Blue eyes Brown eyes
Male 44 20
Female 58 42

Now it is possible to compare the proportions of brown and blue eyes among males and females… The total number of males and females are 64 and 100, respectively. The proportion of males with brown eyes is 20/64 = 0.31, and that for females 42/100 = 0.42. It appears that brown eyes are somewhat less prevalent among males. A contingency table test will tell us if the difference in eye colour frequencies is likely to have arisen through sampling variation.

Notice that we are not interested in judging whether the proportion of males, or the proportion of blue-eyed students, are different from some expectation. That’s the job of a goodness of fit test. We want to know if there is an association between eye colour and sex. That’s the job of a contingency table test.

30.3.3 The assumptions and requirements of \(\chi^{2}\) tests

It’s important to realise that in terms of their assumptions, contingency tables and goodness-of-fit tests aren’t fundamentally different from one another. The difference between the two types lies in the type of hypothesis evaluated. When we carry out a goodness-of-fit test we have to supply the expected values, whereas the calculation of expected values is embedded in the formula used to carry out a contingency table test. That will make more sense once we’ve seen the two tests in action.

\(\chi^{2}\) tests are often characterised as non-parametric tests because they do not assume any particular form for the distribution of the data.
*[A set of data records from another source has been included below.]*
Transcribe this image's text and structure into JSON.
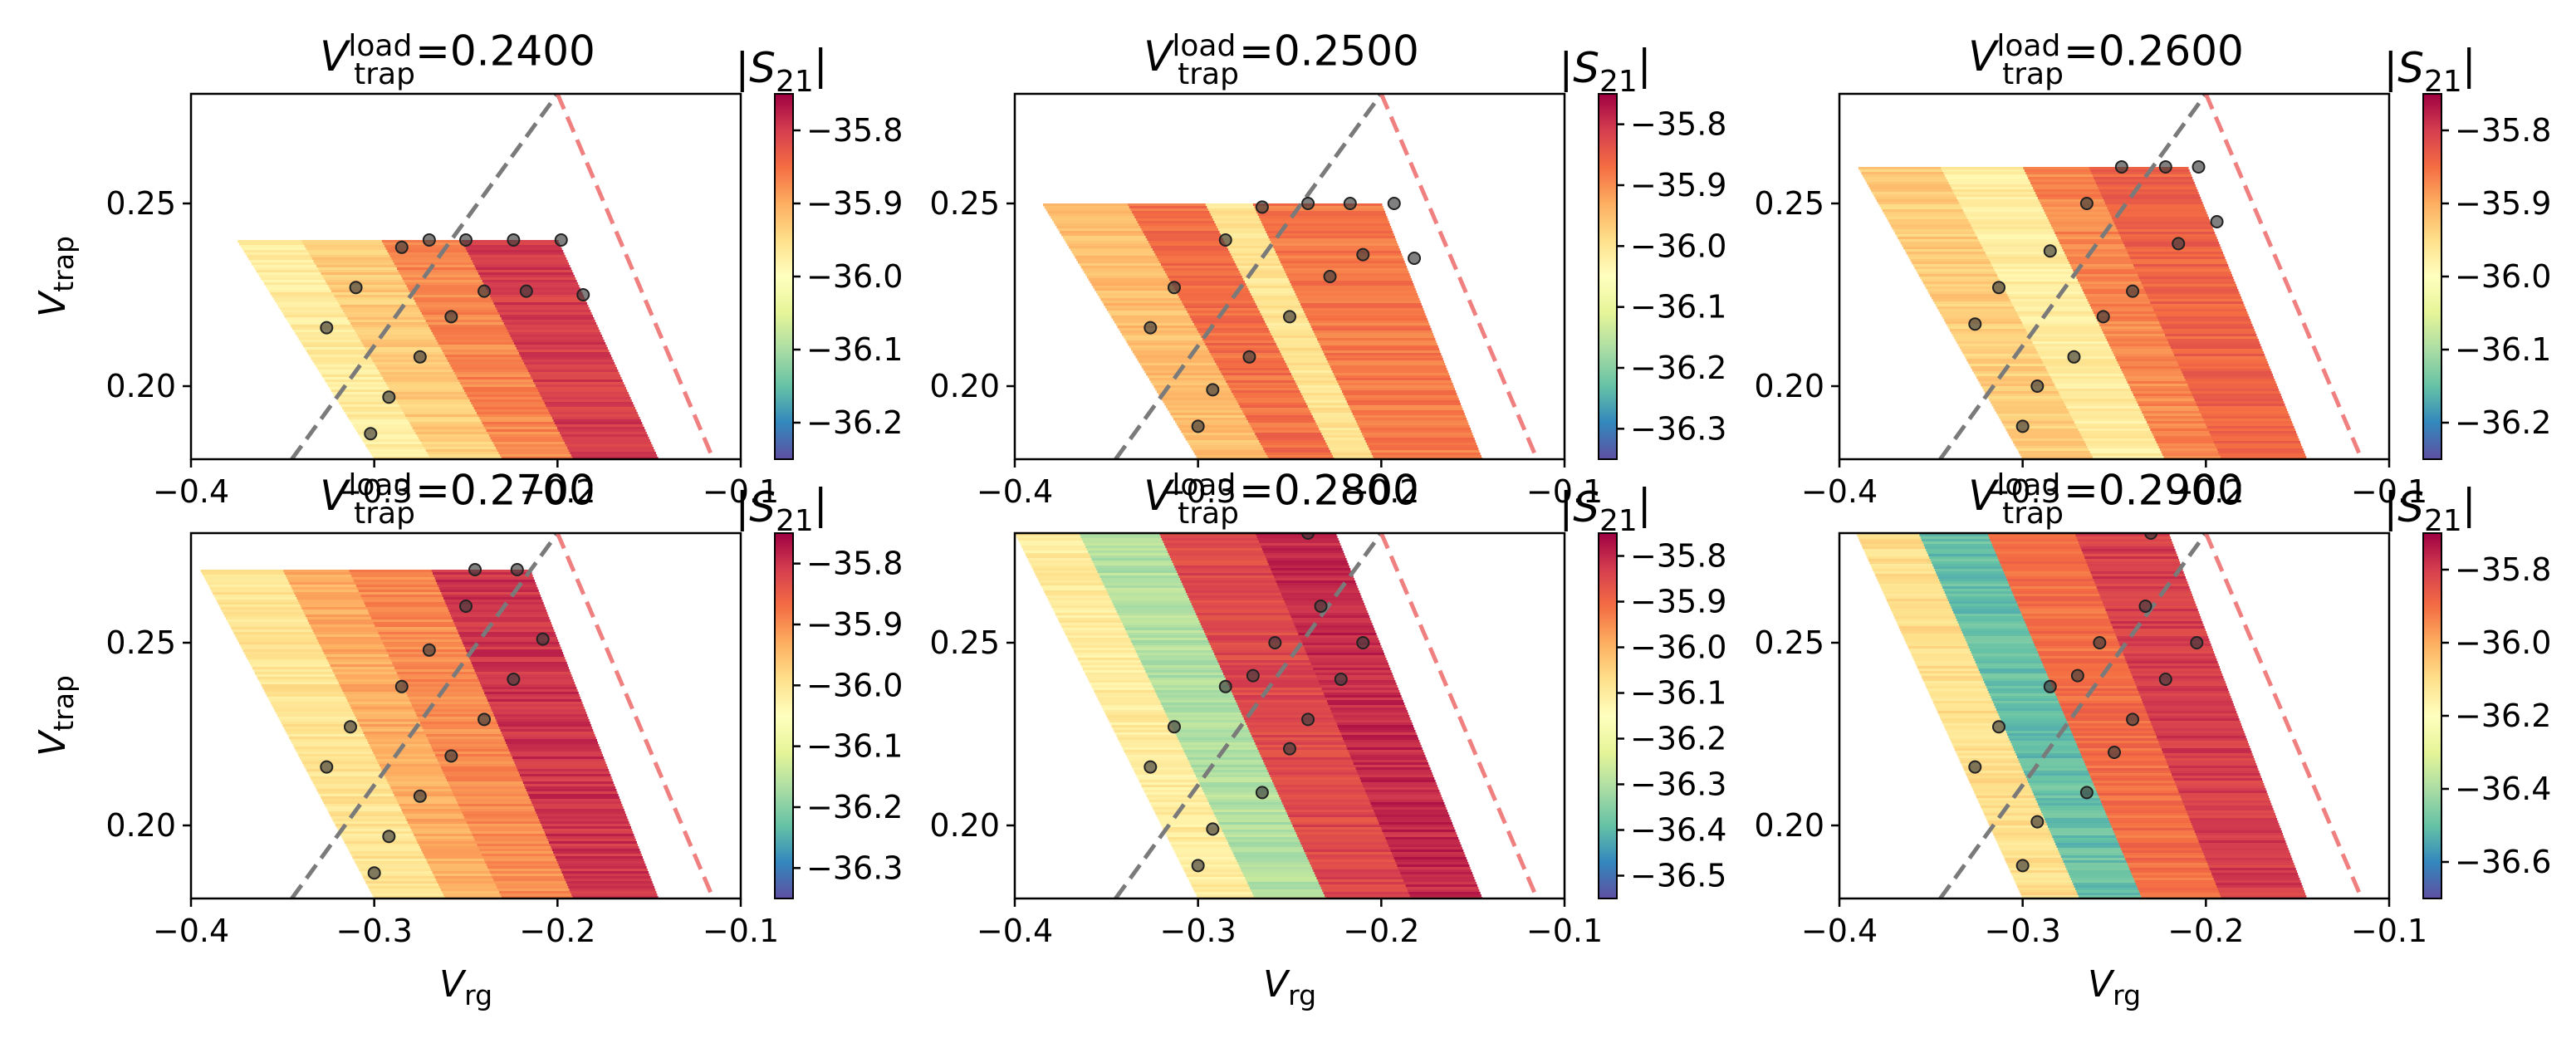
{
  "figure": {
    "colormap": [
      "#5e4fa2",
      "#3288bd",
      "#66c2a5",
      "#abdda4",
      "#e6f598",
      "#ffffbf",
      "#fee08b",
      "#fdae61",
      "#f46d43",
      "#d53e4f",
      "#9e0142"
    ],
    "guide_line_colors": {
      "gray": "#7a7a7a",
      "red": "#f08080"
    },
    "marker_color": "#3c3c3c"
  },
  "chart_data": [
    {
      "type": "heatmap",
      "title": "=0.2400",
      "title_var": {
        "base": "V",
        "sup": "load",
        "sub": "trap"
      },
      "xlabel": {
        "base": "V",
        "sub": "rg"
      },
      "ylabel": {
        "base": "V",
        "sub": "trap"
      },
      "xlim": [
        -0.4,
        -0.1
      ],
      "ylim": [
        0.18,
        0.28
      ],
      "xticks": [
        -0.4,
        -0.3,
        -0.2,
        -0.1
      ],
      "xtick_labels": [
        "−0.4",
        "−0.3",
        "−0.2",
        "−0.1"
      ],
      "yticks": [
        0.2,
        0.25
      ],
      "ytick_labels": [
        "0.20",
        "0.25"
      ],
      "vtrap_load": 0.24,
      "colorbar": {
        "label": "|S21|",
        "range": [
          -36.25,
          -35.75
        ],
        "ticks": [
          -35.8,
          -35.9,
          -36.0,
          -36.1,
          -36.2
        ],
        "tick_labels": [
          "−35.8",
          "−35.9",
          "−36.0",
          "−36.1",
          "−36.2"
        ]
      },
      "region_x_at_vtrap_min": [
        -0.3,
        -0.145
      ],
      "region_x_at_vtrap_max": [
        -0.375,
        -0.2
      ],
      "regions": [
        {
          "u0": 0.0,
          "u1": 0.2,
          "value": -35.97
        },
        {
          "u0": 0.2,
          "u1": 0.45,
          "value": -35.93
        },
        {
          "u0": 0.45,
          "u1": 0.7,
          "value": -35.87
        },
        {
          "u0": 0.7,
          "u1": 1.0,
          "value": -35.8
        }
      ],
      "points": [
        [
          -0.326,
          0.216
        ],
        [
          -0.31,
          0.227
        ],
        [
          -0.302,
          0.187
        ],
        [
          -0.292,
          0.197
        ],
        [
          -0.285,
          0.238
        ],
        [
          -0.275,
          0.208
        ],
        [
          -0.27,
          0.24
        ],
        [
          -0.258,
          0.219
        ],
        [
          -0.25,
          0.24
        ],
        [
          -0.24,
          0.226
        ],
        [
          -0.224,
          0.24
        ],
        [
          -0.217,
          0.226
        ],
        [
          -0.198,
          0.24
        ],
        [
          -0.186,
          0.225
        ]
      ],
      "guide_lines": [
        {
          "color": "gray",
          "points": [
            [
              -0.345,
              0.18
            ],
            [
              -0.2,
              0.28
            ]
          ]
        },
        {
          "color": "red",
          "points": [
            [
              -0.2,
              0.28
            ],
            [
              -0.115,
              0.18
            ]
          ]
        }
      ]
    },
    {
      "type": "heatmap",
      "title": "=0.2500",
      "title_var": {
        "base": "V",
        "sup": "load",
        "sub": "trap"
      },
      "xlabel": {
        "base": "V",
        "sub": "rg"
      },
      "ylabel": {
        "base": "V",
        "sub": "trap"
      },
      "xlim": [
        -0.4,
        -0.1
      ],
      "ylim": [
        0.18,
        0.28
      ],
      "xticks": [
        -0.4,
        -0.3,
        -0.2,
        -0.1
      ],
      "xtick_labels": [
        "−0.4",
        "−0.3",
        "−0.2",
        "−0.1"
      ],
      "yticks": [
        0.2,
        0.25
      ],
      "ytick_labels": [
        "0.20",
        "0.25"
      ],
      "vtrap_load": 0.25,
      "colorbar": {
        "label": "|S21|",
        "range": [
          -36.35,
          -35.75
        ],
        "ticks": [
          -35.8,
          -35.9,
          -36.0,
          -36.1,
          -36.2,
          -36.3
        ],
        "tick_labels": [
          "−35.8",
          "−35.9",
          "−36.0",
          "−36.1",
          "−36.2",
          "−36.3"
        ]
      },
      "region_x_at_vtrap_min": [
        -0.3,
        -0.145
      ],
      "region_x_at_vtrap_max": [
        -0.385,
        -0.2
      ],
      "regions": [
        {
          "u0": 0.0,
          "u1": 0.25,
          "value": -35.95
        },
        {
          "u0": 0.25,
          "u1": 0.48,
          "value": -35.87
        },
        {
          "u0": 0.48,
          "u1": 0.62,
          "value": -36.0
        },
        {
          "u0": 0.62,
          "u1": 1.0,
          "value": -35.88
        }
      ],
      "points": [
        [
          -0.326,
          0.216
        ],
        [
          -0.313,
          0.227
        ],
        [
          -0.3,
          0.189
        ],
        [
          -0.292,
          0.199
        ],
        [
          -0.285,
          0.24
        ],
        [
          -0.272,
          0.208
        ],
        [
          -0.265,
          0.249
        ],
        [
          -0.25,
          0.219
        ],
        [
          -0.24,
          0.25
        ],
        [
          -0.228,
          0.23
        ],
        [
          -0.217,
          0.25
        ],
        [
          -0.21,
          0.236
        ],
        [
          -0.193,
          0.25
        ],
        [
          -0.182,
          0.235
        ]
      ],
      "guide_lines": [
        {
          "color": "gray",
          "points": [
            [
              -0.345,
              0.18
            ],
            [
              -0.2,
              0.28
            ]
          ]
        },
        {
          "color": "red",
          "points": [
            [
              -0.2,
              0.28
            ],
            [
              -0.115,
              0.18
            ]
          ]
        }
      ]
    },
    {
      "type": "heatmap",
      "title": "=0.2600",
      "title_var": {
        "base": "V",
        "sup": "load",
        "sub": "trap"
      },
      "xlabel": {
        "base": "V",
        "sub": "rg"
      },
      "ylabel": {
        "base": "V",
        "sub": "trap"
      },
      "xlim": [
        -0.4,
        -0.1
      ],
      "ylim": [
        0.18,
        0.28
      ],
      "xticks": [
        -0.4,
        -0.3,
        -0.2,
        -0.1
      ],
      "xtick_labels": [
        "−0.4",
        "−0.3",
        "−0.2",
        "−0.1"
      ],
      "yticks": [
        0.2,
        0.25
      ],
      "ytick_labels": [
        "0.20",
        "0.25"
      ],
      "vtrap_load": 0.26,
      "colorbar": {
        "label": "|S21|",
        "range": [
          -36.25,
          -35.75
        ],
        "ticks": [
          -35.8,
          -35.9,
          -36.0,
          -36.1,
          -36.2
        ],
        "tick_labels": [
          "−35.8",
          "−35.9",
          "−36.0",
          "−36.1",
          "−36.2"
        ]
      },
      "region_x_at_vtrap_min": [
        -0.3,
        -0.145
      ],
      "region_x_at_vtrap_max": [
        -0.39,
        -0.21
      ],
      "regions": [
        {
          "u0": 0.0,
          "u1": 0.25,
          "value": -35.93
        },
        {
          "u0": 0.25,
          "u1": 0.5,
          "value": -35.97
        },
        {
          "u0": 0.5,
          "u1": 0.7,
          "value": -35.87
        },
        {
          "u0": 0.7,
          "u1": 1.0,
          "value": -35.84
        }
      ],
      "points": [
        [
          -0.326,
          0.217
        ],
        [
          -0.313,
          0.227
        ],
        [
          -0.3,
          0.189
        ],
        [
          -0.292,
          0.2
        ],
        [
          -0.285,
          0.237
        ],
        [
          -0.272,
          0.208
        ],
        [
          -0.265,
          0.25
        ],
        [
          -0.256,
          0.219
        ],
        [
          -0.246,
          0.26
        ],
        [
          -0.24,
          0.226
        ],
        [
          -0.222,
          0.26
        ],
        [
          -0.215,
          0.239
        ],
        [
          -0.204,
          0.26
        ],
        [
          -0.194,
          0.245
        ]
      ],
      "guide_lines": [
        {
          "color": "gray",
          "points": [
            [
              -0.345,
              0.18
            ],
            [
              -0.2,
              0.28
            ]
          ]
        },
        {
          "color": "red",
          "points": [
            [
              -0.2,
              0.28
            ],
            [
              -0.115,
              0.18
            ]
          ]
        }
      ]
    },
    {
      "type": "heatmap",
      "title": "=0.2700",
      "title_var": {
        "base": "V",
        "sup": "load",
        "sub": "trap"
      },
      "xlabel": {
        "base": "V",
        "sub": "rg"
      },
      "ylabel": {
        "base": "V",
        "sub": "trap"
      },
      "xlim": [
        -0.4,
        -0.1
      ],
      "ylim": [
        0.18,
        0.28
      ],
      "xticks": [
        -0.4,
        -0.3,
        -0.2,
        -0.1
      ],
      "xtick_labels": [
        "−0.4",
        "−0.3",
        "−0.2",
        "−0.1"
      ],
      "yticks": [
        0.2,
        0.25
      ],
      "ytick_labels": [
        "0.20",
        "0.25"
      ],
      "vtrap_load": 0.27,
      "colorbar": {
        "label": "|S21|",
        "range": [
          -36.35,
          -35.75
        ],
        "ticks": [
          -35.8,
          -35.9,
          -36.0,
          -36.1,
          -36.2,
          -36.3
        ],
        "tick_labels": [
          "−35.8",
          "−35.9",
          "−36.0",
          "−36.1",
          "−36.2",
          "−36.3"
        ]
      },
      "region_x_at_vtrap_min": [
        -0.3,
        -0.145
      ],
      "region_x_at_vtrap_max": [
        -0.395,
        -0.215
      ],
      "regions": [
        {
          "u0": 0.0,
          "u1": 0.25,
          "value": -36.0
        },
        {
          "u0": 0.25,
          "u1": 0.45,
          "value": -35.93
        },
        {
          "u0": 0.45,
          "u1": 0.7,
          "value": -35.9
        },
        {
          "u0": 0.7,
          "u1": 1.0,
          "value": -35.8
        }
      ],
      "points": [
        [
          -0.326,
          0.216
        ],
        [
          -0.313,
          0.227
        ],
        [
          -0.3,
          0.187
        ],
        [
          -0.292,
          0.197
        ],
        [
          -0.285,
          0.238
        ],
        [
          -0.275,
          0.208
        ],
        [
          -0.27,
          0.248
        ],
        [
          -0.258,
          0.219
        ],
        [
          -0.25,
          0.26
        ],
        [
          -0.24,
          0.229
        ],
        [
          -0.245,
          0.27
        ],
        [
          -0.224,
          0.24
        ],
        [
          -0.222,
          0.27
        ],
        [
          -0.208,
          0.251
        ]
      ],
      "guide_lines": [
        {
          "color": "gray",
          "points": [
            [
              -0.345,
              0.18
            ],
            [
              -0.2,
              0.28
            ]
          ]
        },
        {
          "color": "red",
          "points": [
            [
              -0.2,
              0.28
            ],
            [
              -0.115,
              0.18
            ]
          ]
        }
      ]
    },
    {
      "type": "heatmap",
      "title": "=0.2800",
      "title_var": {
        "base": "V",
        "sup": "load",
        "sub": "trap"
      },
      "xlabel": {
        "base": "V",
        "sub": "rg"
      },
      "ylabel": {
        "base": "V",
        "sub": "trap"
      },
      "xlim": [
        -0.4,
        -0.1
      ],
      "ylim": [
        0.18,
        0.28
      ],
      "xticks": [
        -0.4,
        -0.3,
        -0.2,
        -0.1
      ],
      "xtick_labels": [
        "−0.4",
        "−0.3",
        "−0.2",
        "−0.1"
      ],
      "yticks": [
        0.2,
        0.25
      ],
      "ytick_labels": [
        "0.20",
        "0.25"
      ],
      "vtrap_load": 0.28,
      "colorbar": {
        "label": "|S21|",
        "range": [
          -36.55,
          -35.75
        ],
        "ticks": [
          -35.8,
          -35.9,
          -36.0,
          -36.1,
          -36.2,
          -36.3,
          -36.4,
          -36.5
        ],
        "tick_labels": [
          "−35.8",
          "−35.9",
          "−36.0",
          "−36.1",
          "−36.2",
          "−36.3",
          "−36.4",
          "−36.5"
        ]
      },
      "region_x_at_vtrap_min": [
        -0.3,
        -0.145
      ],
      "region_x_at_vtrap_max": [
        -0.4,
        -0.225
      ],
      "regions": [
        {
          "u0": 0.0,
          "u1": 0.2,
          "value": -36.1
        },
        {
          "u0": 0.2,
          "u1": 0.45,
          "value": -36.3
        },
        {
          "u0": 0.45,
          "u1": 0.75,
          "value": -35.85
        },
        {
          "u0": 0.75,
          "u1": 1.0,
          "value": -35.8
        }
      ],
      "points": [
        [
          -0.326,
          0.216
        ],
        [
          -0.313,
          0.227
        ],
        [
          -0.3,
          0.189
        ],
        [
          -0.292,
          0.199
        ],
        [
          -0.285,
          0.238
        ],
        [
          -0.27,
          0.241
        ],
        [
          -0.265,
          0.209
        ],
        [
          -0.258,
          0.25
        ],
        [
          -0.25,
          0.221
        ],
        [
          -0.24,
          0.229
        ],
        [
          -0.233,
          0.26
        ],
        [
          -0.222,
          0.24
        ],
        [
          -0.21,
          0.25
        ],
        [
          -0.24,
          0.28
        ]
      ],
      "guide_lines": [
        {
          "color": "gray",
          "points": [
            [
              -0.345,
              0.18
            ],
            [
              -0.2,
              0.28
            ]
          ]
        },
        {
          "color": "red",
          "points": [
            [
              -0.2,
              0.28
            ],
            [
              -0.115,
              0.18
            ]
          ]
        }
      ]
    },
    {
      "type": "heatmap",
      "title": "=0.2900",
      "title_var": {
        "base": "V",
        "sup": "load",
        "sub": "trap"
      },
      "xlabel": {
        "base": "V",
        "sub": "rg"
      },
      "ylabel": {
        "base": "V",
        "sub": "trap"
      },
      "xlim": [
        -0.4,
        -0.1
      ],
      "ylim": [
        0.18,
        0.28
      ],
      "xticks": [
        -0.4,
        -0.3,
        -0.2,
        -0.1
      ],
      "xtick_labels": [
        "−0.4",
        "−0.3",
        "−0.2",
        "−0.1"
      ],
      "yticks": [
        0.2,
        0.25
      ],
      "ytick_labels": [
        "0.20",
        "0.25"
      ],
      "vtrap_load": 0.29,
      "colorbar": {
        "label": "|S21|",
        "range": [
          -36.7,
          -35.7
        ],
        "ticks": [
          -35.8,
          -36.0,
          -36.2,
          -36.4,
          -36.6
        ],
        "tick_labels": [
          "−35.8",
          "−36.0",
          "−36.2",
          "−36.4",
          "−36.6"
        ]
      },
      "region_x_at_vtrap_min": [
        -0.3,
        -0.145
      ],
      "region_x_at_vtrap_max": [
        -0.4,
        -0.228
      ],
      "regions": [
        {
          "u0": 0.0,
          "u1": 0.2,
          "value": -36.1
        },
        {
          "u0": 0.2,
          "u1": 0.42,
          "value": -36.5
        },
        {
          "u0": 0.42,
          "u1": 0.7,
          "value": -35.9
        },
        {
          "u0": 0.7,
          "u1": 1.0,
          "value": -35.8
        }
      ],
      "points": [
        [
          -0.326,
          0.216
        ],
        [
          -0.313,
          0.227
        ],
        [
          -0.3,
          0.189
        ],
        [
          -0.292,
          0.201
        ],
        [
          -0.285,
          0.238
        ],
        [
          -0.27,
          0.241
        ],
        [
          -0.265,
          0.209
        ],
        [
          -0.258,
          0.25
        ],
        [
          -0.25,
          0.22
        ],
        [
          -0.24,
          0.229
        ],
        [
          -0.233,
          0.26
        ],
        [
          -0.222,
          0.24
        ],
        [
          -0.205,
          0.25
        ],
        [
          -0.23,
          0.28
        ]
      ],
      "guide_lines": [
        {
          "color": "gray",
          "points": [
            [
              -0.345,
              0.18
            ],
            [
              -0.2,
              0.28
            ]
          ]
        },
        {
          "color": "red",
          "points": [
            [
              -0.2,
              0.28
            ],
            [
              -0.115,
              0.18
            ]
          ]
        }
      ]
    }
  ]
}
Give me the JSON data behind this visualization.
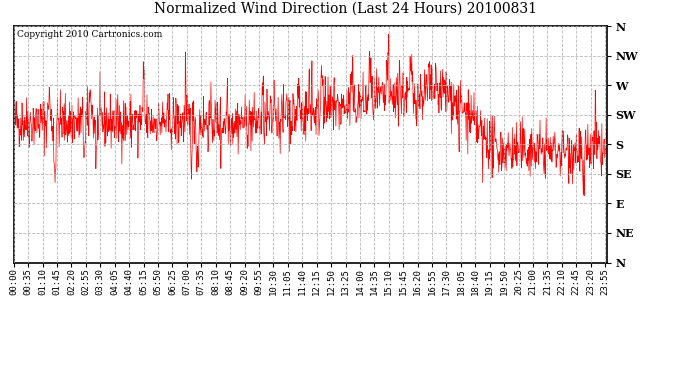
{
  "title": "Normalized Wind Direction (Last 24 Hours) 20100831",
  "copyright": "Copyright 2010 Cartronics.com",
  "line_color": "#ff0000",
  "bg_color": "#ffffff",
  "grid_color": "#b0b0b0",
  "ytick_labels": [
    "N",
    "NW",
    "W",
    "SW",
    "S",
    "SE",
    "E",
    "NE",
    "N"
  ],
  "ytick_values": [
    1.0,
    0.875,
    0.75,
    0.625,
    0.5,
    0.375,
    0.25,
    0.125,
    0.0
  ],
  "xtick_labels": [
    "00:00",
    "00:35",
    "01:10",
    "01:45",
    "02:20",
    "02:55",
    "03:30",
    "04:05",
    "04:40",
    "05:15",
    "05:50",
    "06:25",
    "07:00",
    "07:35",
    "08:10",
    "08:45",
    "09:20",
    "09:55",
    "10:30",
    "11:05",
    "11:40",
    "12:15",
    "12:50",
    "13:25",
    "14:00",
    "14:35",
    "15:10",
    "15:45",
    "16:20",
    "16:55",
    "17:30",
    "18:05",
    "18:40",
    "19:15",
    "19:50",
    "20:25",
    "21:00",
    "21:35",
    "22:10",
    "22:45",
    "23:20",
    "23:55"
  ],
  "ylim": [
    0.0,
    1.0
  ],
  "seed": 42,
  "n_points": 1440,
  "figwidth": 6.9,
  "figheight": 3.75,
  "dpi": 100
}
In fact, as with any statistical test, there are some assumptions in play, but these are relatively mild:

  • The data are independent counts of objects or events which can be classified into mutually exclusive categories.

  • The expected counts are not very low. The general rule of thumb is that the expected values should be greater than 5.

The most important thing to remember about \(\chi^{2}\) tests is that they must always be carried out on the actual counts. Although the \(\chi^{2}\) is really telling us how the proportions of objects in categories vary, the analysis should never be carried out on the percentages or proportions, only on the original count data, nor can a \(\chi^{2}\) test be used with means.


  1. e.g. the ‘log-linear model,’ ‘Fisher’s exact test,’ and the ‘G-test.’↩︎

  2. Human sex-ratio is actually slightly biased toward males at birth, but since males experience a higher mortality rate in their teens, the sex ratio among 18 year olds is closer to 1:1.↩︎